Spoken Language Biomarkers for Detecting Cognitive Impairment
T. Alhanai, R. Au, and J. Glass, IEEE ASRU, Dec 2017, Japan

@inproceedings{alhanai2017spoken,
  title={Spoken Language Biomarkers for Detecting Cognitive Impairment},
  author={Alhanai, Tuka and Au, Rhoda and Glass, James},
  booktitle={Automatic Speech Recognition \& Understanding, 2017. ASRU. IEEE Workshop on},
  year={2017},
  organization={IEEE}
}

Feature extraction pipeline [Step1_processAudio.m]

The acoustic feature extraction pipeline is as follows, with the steps also denoted in the code itself:

  1. It is assumed that you have timestamps for each speaker turn. This could be manually generated or through some automatic diarization pipeline. This example uses a file in the RTTM format (1234.rttm.txt).

    An RTTM file has the following format:

    SPEAKER 1234 1 0000.00 001.00 <NA> <NA> 1234-T <NA>
    SPEAKER 1234 1 0001.00 001.00 <NA> <NA> 1234-P <NA>
    SPEAKER 1234 1 0002.00 001.50 <NA> <NA> 1234-P <NA>
    

    which contains a file ID, channel ID, start time, duration, and speaker ID (e.g. 1234-T).

  2. Extract features (e.g. using openSMILE toolkit). These are frame-level (every 10ms) using the IS13_ComParE.conf configuration parameters (pipeline here).
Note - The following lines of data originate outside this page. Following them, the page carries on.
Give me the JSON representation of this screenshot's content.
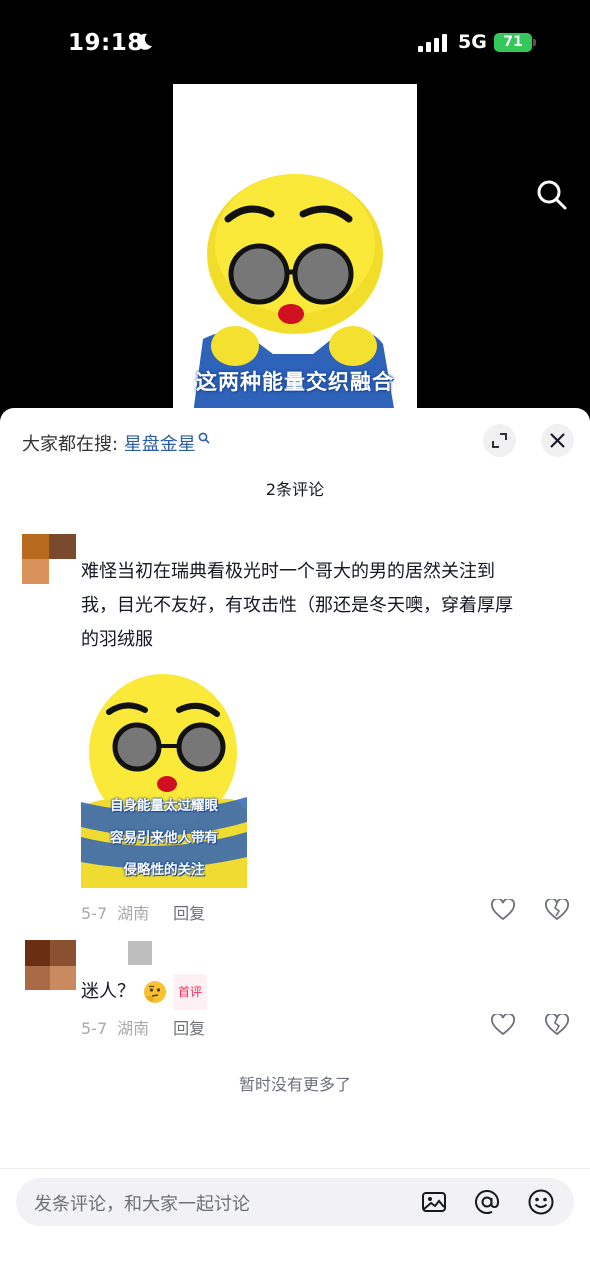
{
  "status_bar": {
    "time": "19:18",
    "network": "5G",
    "battery": "71"
  },
  "video": {
    "caption": "这两种能量交织融合"
  },
  "search_hint": {
    "prefix": "大家都在搜:",
    "keyword": "星盘金星"
  },
  "comments_count": "2条评论",
  "comments": [
    {
      "text_lines": [
        "难怪当初在瑞典看极光时一个哥大的男的居然关注到",
        "我，目光不友好，有攻击性（那还是冬天噢，穿着厚厚",
        "的羽绒服"
      ],
      "sticker_caption": [
        "自身能量太过耀眼",
        "容易引来他人带有",
        "侵略性的关注"
      ],
      "date": "5-7",
      "location": "湖南",
      "reply_label": "回复"
    },
    {
      "text": "迷人？",
      "badge": "首评",
      "date": "5-7",
      "location": "湖南",
      "reply_label": "回复"
    }
  ],
  "no_more": "暂时没有更多了",
  "input": {
    "placeholder": "发条评论，和大家一起讨论"
  },
  "colors": {
    "keyword": "#2d5fa8",
    "badge": "#fe2c55",
    "battery": "#34c759"
  }
}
The (dummy) features used in this example are 1234.lld.csv.

    The features are in openSMILE notation" mfcc_sma[1-14],F0final_sma, voicingFinalUnclipped_sma, jitterLocalDDP_sma, jitterDPP_sma, shimmerLocal_sma, logHNR_sma, pcm_RMSenergy_sma, pcm_zcr_sma as well as _de (differential) of these features.

    (if you see/have audspec*, we will be ignoring these)
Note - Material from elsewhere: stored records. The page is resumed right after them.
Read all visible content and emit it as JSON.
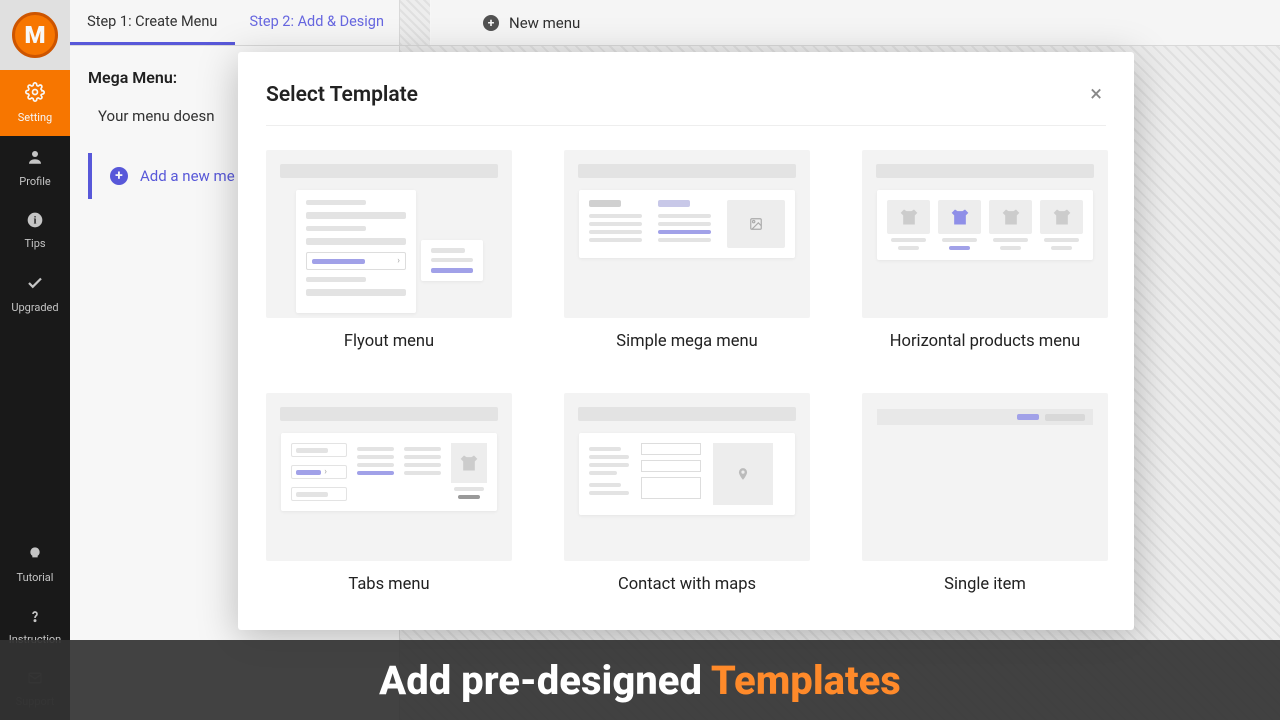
{
  "sidebar": {
    "items": [
      {
        "label": "Setting",
        "icon": "gear"
      },
      {
        "label": "Profile",
        "icon": "user"
      },
      {
        "label": "Tips",
        "icon": "info"
      },
      {
        "label": "Upgraded",
        "icon": "check"
      },
      {
        "label": "Tutorial",
        "icon": "bulb"
      },
      {
        "label": "Instruction",
        "icon": "question"
      },
      {
        "label": "Support",
        "icon": "mail"
      }
    ]
  },
  "steps": {
    "step1": "Step 1: Create Menu",
    "step2": "Step 2: Add & Design"
  },
  "topbar": {
    "new_menu": "New menu"
  },
  "leftpanel": {
    "title": "Mega Menu:",
    "empty_text": "Your menu doesn",
    "add_button": "Add a new me"
  },
  "modal": {
    "title": "Select Template",
    "close": "×",
    "templates": [
      {
        "label": "Flyout menu"
      },
      {
        "label": "Simple mega menu"
      },
      {
        "label": "Horizontal products menu"
      },
      {
        "label": "Tabs menu"
      },
      {
        "label": "Contact with maps"
      },
      {
        "label": "Single item"
      }
    ]
  },
  "banner": {
    "pre": "Add pre-designed ",
    "accent": "Templates"
  }
}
  3. Zero Mean Variance Normalize (i.e. zscore) the energy-based features over the complete utterance. Specifically mfcc_sma*, pcm_zcr*, pcm_RMSenergy*, logHNR*.

  4. Smooth voicingFinalUnclipped_sma using an envelope of 10 points (100 ms) using a spline over the local maxima.

  5. For each speaker turn (a subject), find the frames (indices) that are above a voicing threshold (0.1 standard deviations from the mean).

  6. (Optional) Using these speech frames, calculate segment-level statistics for this speaker turn (mean, maximum, minimum, median, standard deviation) over all the features, including the original voicing* (i.e. not Step 3. smoothed), and except for F0*, shimmer*, and jitter*.

    For F0* calculate the global statistics for their non-zero values within the speech segments. Do the same for shimmer* and jitter*.

    (Toss out zero valued pitch - FO*, shimmer*, jitter* - frames)

  7. Now calculate the the subject-level statistics (mean, maximum, minimum, median, std).

You may choose to work with the features from Step 1, Step 5, or Step 6, and vary the processing performed in the intermediary steps.

Method [Step2_modeling.m]

  1. An initial set of features were selected if they had a statistically significant (p < 0.01) univariate Pearson correlation with the (training set, i.e. N − 1 subjects) outcome.

  2. An Elastic-net regularized binomial logistic regression is trained with these features, resulting in further feature selection. Features with non-zero model coefficients (β) were selected.

This Elastic-net implementation was used.

  1. This model was evaluated on the held out leave-one-out test subject.

  2. This training method was repeated for all leave-one-out (N) folds.